LOUISVILLE, Ky. -- OK, you've been dusted every year in your attempt to predict the NCAA tournament. Here are 10 things to avoid when filling out your brackets:

  1. Don't pick the "home" team. Last year, I tallied all the brackets turned in in my pool here in Louisville. Just less than 70 percent picked Kentucky to win it all. That means if you picked Kentucky -- and if the Cats would have won -- you still would have had a slim chance of winning the pool. But if you would have picked anyone else, 70 percent of your competition got eliminated when Kentucky got beat.

  2. Tailor your selections based on the point scale. If you play a graduated point scale in which the points double each round, don't worry about the early games. You'll separate yourself from the others by picking the teams that will stick around the latest. But if you play one point per game all the way, then pay special attention to the first weekend's games.

  3. Have Duke or North Carolina in your Final Four. Duke or UNC or both have been in 18 of the past 24 Final Fours. Enough said.

  4. Do something different. Identify one team that no one else is touting that you think can make a decent run. After years of scoring the slew of brackets turned in, I've noticed most people do the same things. But if you cover the same favorites everyone else does, and you nail the Elite Eight or even Final Four team no one else nailed, you might create enough separation to help you win.

  5. Say no to up-tempo. Historically, the full court-pressing, kamikaze-style, 90-points-per-game teams flame out in the tournament, while the slow-down teams that excel at half-court offense and good defense go far.

  6. Pay no attention to how they got here. Everyone loves to trash the teams that back into the tournament and jump on the bandwagons of teams on a roll. The truth is, every year you can find a back-in team that started its roll in the tournament, as well as a hot team that flamed out fast.

  7. Pay attention to good road teams. Anyone can win at home. For example: Wisconsin's home win streak spanning several years. But what did the cheeseheads do in the tournament? Unless you are Illinois this year, you'll have to win on the road, often far away from home. Take a hard look at the teams that only lost once or twice on the road all year.

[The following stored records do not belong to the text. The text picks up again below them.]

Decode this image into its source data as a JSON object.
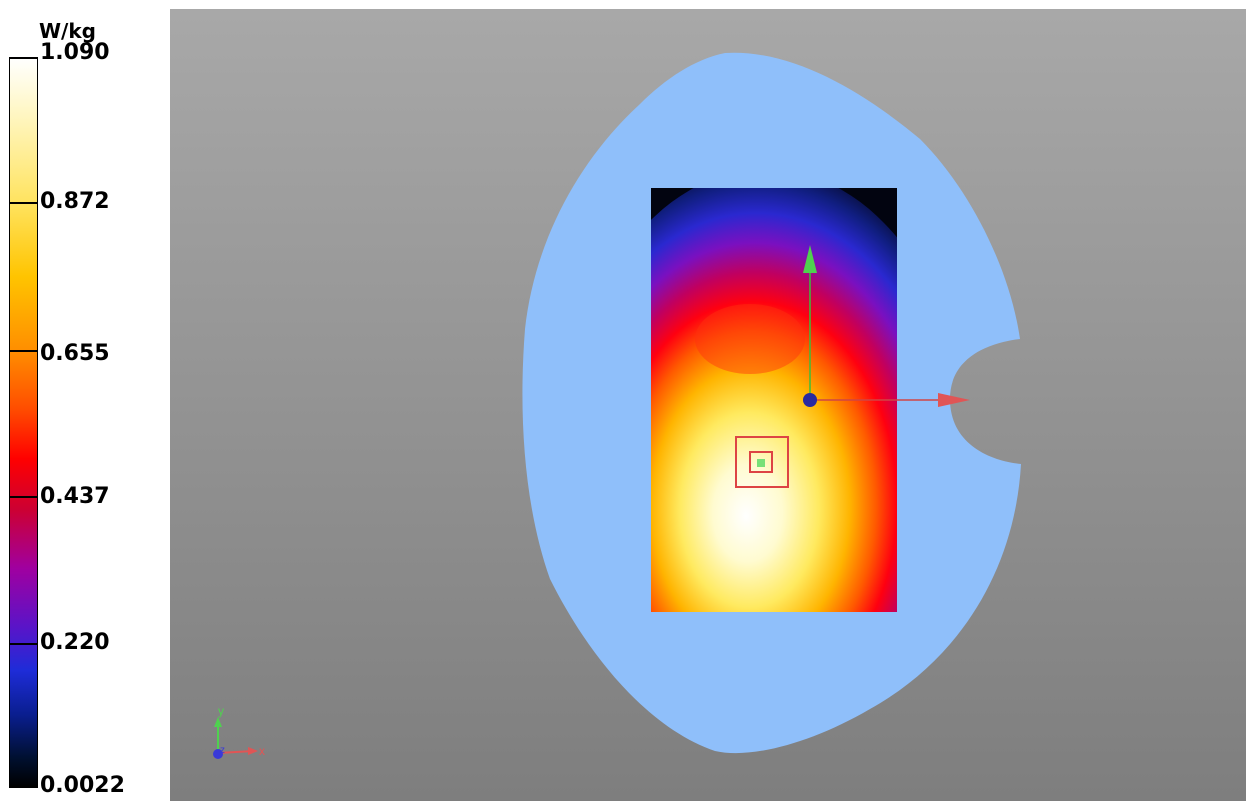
{
  "legend": {
    "unit": "W/kg",
    "ticks": [
      "1.090",
      "0.872",
      "0.655",
      "0.437",
      "0.220",
      "0.0022"
    ]
  },
  "axes_triad": {
    "x": "x",
    "y": "y",
    "z": "z"
  },
  "colors": {
    "background_top": "#a8a8a8",
    "background_bottom": "#7e7e7e",
    "phantom": "#8fbffa",
    "x_axis": "#e05555",
    "y_axis": "#4fd14f",
    "z_axis": "#3a3ad8",
    "peak_marker": "#dd4444"
  }
}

  8. Depth is nice, but it's overrated. The NCAA tournament is not the Ironman Triathlon. It's a few two-game tournaments spanning three weeks. College kids have boundless energy, especially when their season's on the line.

  9. Don't be a bracket geek and follow the games with your sheets in your hand. Only geeks do that. It's like counting your winnings at the poker table. No one wins Lotto by watching the numbers drawn live with their tickets in hand.

  10. Don't make fun of the people at work who don't know the difference between Oral Roberts and oral hygiene. Or those who can't distinguish between John Chaney and Lon Chaney. Many of them will beat you. Then, in a few weeks, they'll pick the Kentucky Derby winner based on the color of his pretty jockey silks.